沫沫明白了,現在趙軒看似升了,可其實只有自己一人,工作也挺難的,“不對啊,趙軒的兄弟呢?”

莊朝陽,“家家有本難唸的經,趙軒的幾個兄弟也不怎麼和諧,人脈關係本就沒多少了,都不願意讓他再回去。”

沫沫嘆氣,對於齊紅家,沫沫倒是瞭解的,可對於趙軒家,沫沫真不知道,難怪齊紅從來不跟她提趙軒的家呢!

“所以你就跟他提議回來?”

莊朝陽點頭,“**轉業,還有幾個位置空了出來,趙軒過來雖然是降了,可這邊他本來就熟悉一些,工作也順手,再有我在這邊幫襯著,他就同意了。”

沫沫撐著身子,“我聽你這意思,未來一時半會是動不了了?”

莊朝陽點頭,“我在這邊轉正,本來就是跳級的,未來十幾年估計是在原位置上動不了了。”

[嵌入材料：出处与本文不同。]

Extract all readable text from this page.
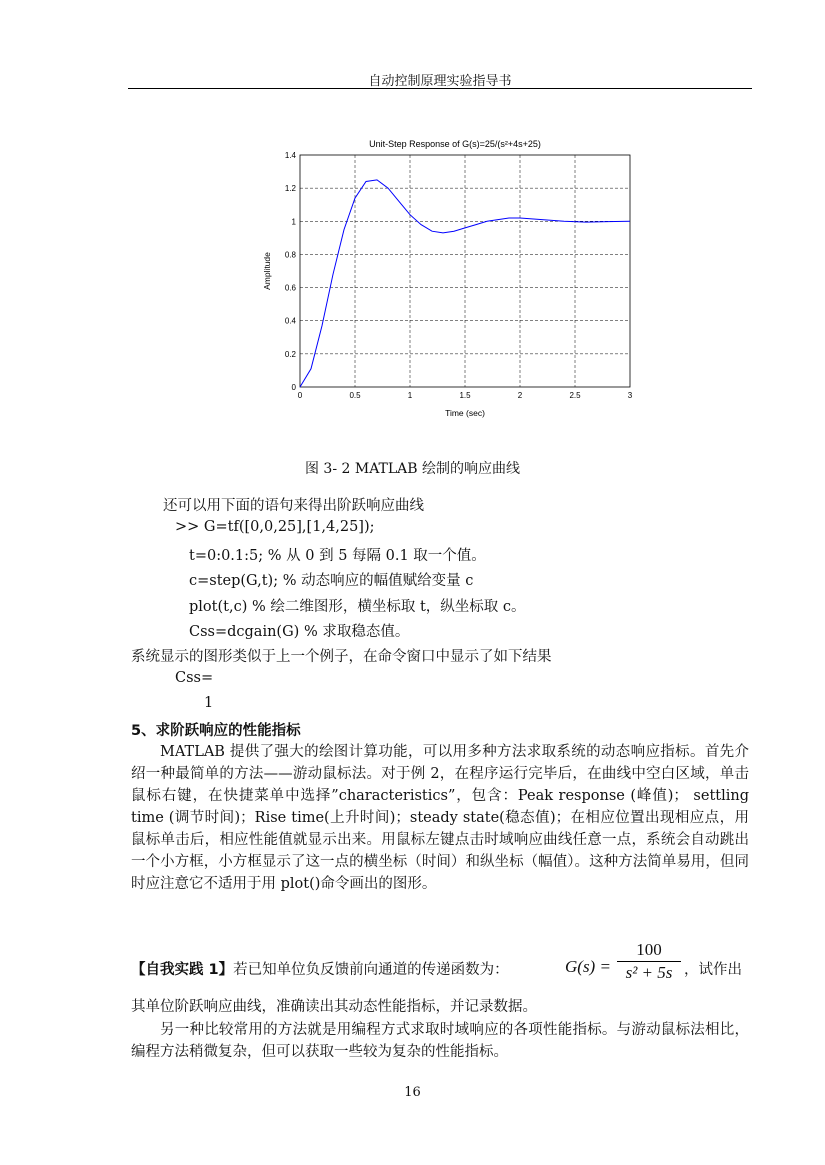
自动控制原理实验指导书
Unit-Step Response of G(s)=25/(s²+4s+25)
0	0.5	1	1.5	2	2.5	3
0
0.2
0.4
0.6
0.8
1
1.2
1.4
Time (sec)
Amplitude
图 3- 2 MATLAB 绘制的响应曲线
还可以用下面的语句来得出阶跃响应曲线
>> G=tf([0,0,25],[1,4,25]);
t=0:0.1:5; % 从 0 到 5 每隔 0.1 取一个值。
c=step(G,t); % 动态响应的幅值赋给变量 c
plot(t,c) % 绘二维图形，横坐标取 t，纵坐标取 c。
Css=dcgain(G) % 求取稳态值。
系统显示的图形类似于上一个例子，在命令窗口中显示了如下结果
Css=
1
5、求阶跃响应的性能指标
MATLAB 提供了强大的绘图计算功能，可以用多种方法求取系统的动态响应指标。首先介绍一种最简单的方法——游动鼠标法。对于例 2，在程序运行完毕后，在曲线中空白区域，单击鼠标右键，在快捷菜单中选择”characteristics”，包含：Peak response (峰值)； settling time (调节时间)；Rise time(上升时间)；steady state(稳态值)；在相应位置出现相应点，用鼠标单击后，相应性能值就显示出来。用鼠标左键点击时域响应曲线任意一点，系统会自动跳出一个小方框，小方框显示了这一点的横坐标（时间）和纵坐标（幅值）。这种方法简单易用，但同时应注意它不适用于用 plot()命令画出的图形。
【自我实践 1】若已知单位负反馈前向通道的传递函数为：	G(s) =
100
s² + 5s ，试作出
其单位阶跃响应曲线，准确读出其动态性能指标，并记录数据。
另一种比较常用的方法就是用编程方式求取时域响应的各项性能指标。与游动鼠标法相比，编程方法稍微复杂，但可以获取一些较为复杂的性能指标。
16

沫沫從新躺下,莊朝陽升的的確快,是該好好沉澱的,“聽你這麼說,我也不用擔心了,本來我還想萬一調動了,這邊的公司可怎辦,不能不盯著,現在好了,時間充足,一定能找到合適的人管理。”

莊朝陽心裡挺愧疚的,“這些年你一直跟著我東奔西跑的,見爸媽都難。”

沫沫眼底閃過狡黠,“誰讓我嫁雞隨雞嫁狗隨狗呢?”

莊朝陽語氣有些危險,“我怎麼覺得你在間接的罵我呢?”

沫沫眼神特別的真誠,“沒有,絕對沒有。”

莊朝陽才不信呢,心裡想,等一會收拾媳婦,換了個話題,“你知道大院的人怎麼說你的嗎?”

沫沫,“愛怎麼說怎麼說,我是不在乎,酸幾句又少不了塊肉,為了幾句話生氣真不值得,我這個年紀已經不那麼容易生氣了。”

莊朝陽輕笑了一聲,“你的確不用生氣,該生氣的是我,我才知道老爺們八卦起來真是比女人都碎嘴,現在跟我說話,跟喝了陳年的老醋似的,沒酸死我。”

沫沫來了興趣,“快說說,都說什麼了?”

莊朝陽學了幾句,“朝陽啊,我聽說你媳婦當大老闆了?還是什麼外貿公司,那可是公司不是小廠子,你家裡可發了。”

“朝陽啊,現在你還是一家之主嗎?我聽說,說你是吃軟飯的呢!”

沫沫嘴角一抽一抽的,這男人酸起來,真是燻人,“這要是換了心胸狹隘的,兩口子指定有間隙,你們男的怎麼比女人還長舌?”

莊朝陽,“他們長舌,可不是我,都是一些羨慕嫉妒我的人。”

莊朝陽說的倒是事實,誰都知道,他媳婦長得好,家世好,能力強,別以為只有女的比丈夫,男的比媳婦才最嚴重,冒起酸話來能酸死人。

莊朝陽每次聽了都會多吃兩碗飯,心裡還美滋滋的,心裡別提多得意了,這是用事實證明,他的眼光好啊!

夫妻兩個聊了一天,大部分都是閒聊,說孩子的時候佔了很大一部分,然後準備睡覺了,睡前運動,折騰到了半夜。

莊朝陽還懂得節制,要不長時間獨守空房的男人,火熱起來真要命。

次日一早,沫沫去上班,齊紅則是去z市看房子了,估計趙軒是給齊紅透了底。

莊朝陽和趙軒走了,松仁倒是換了回來。

晚上下班,沫沫看到大兒子,“黑了,也瘦了,今天好好給你補補。”

松仁滿頭黑線,“媽,我哪裡瘦了,我明明胖了,我都胖了五斤呢!”

沫沫疑惑了,“是嗎?我怎麼看著就是瘦了。”

好吧,這是當媽的人,孩子出去幾天看不到,準保認為孩子瘦了,心理作用佔很大原因。

沫沫張羅著讓孫嫂子多做幾個好菜,然後守著松仁,左捏捏,有掐掐的,“一身的肌肉,看來沒白訓練。”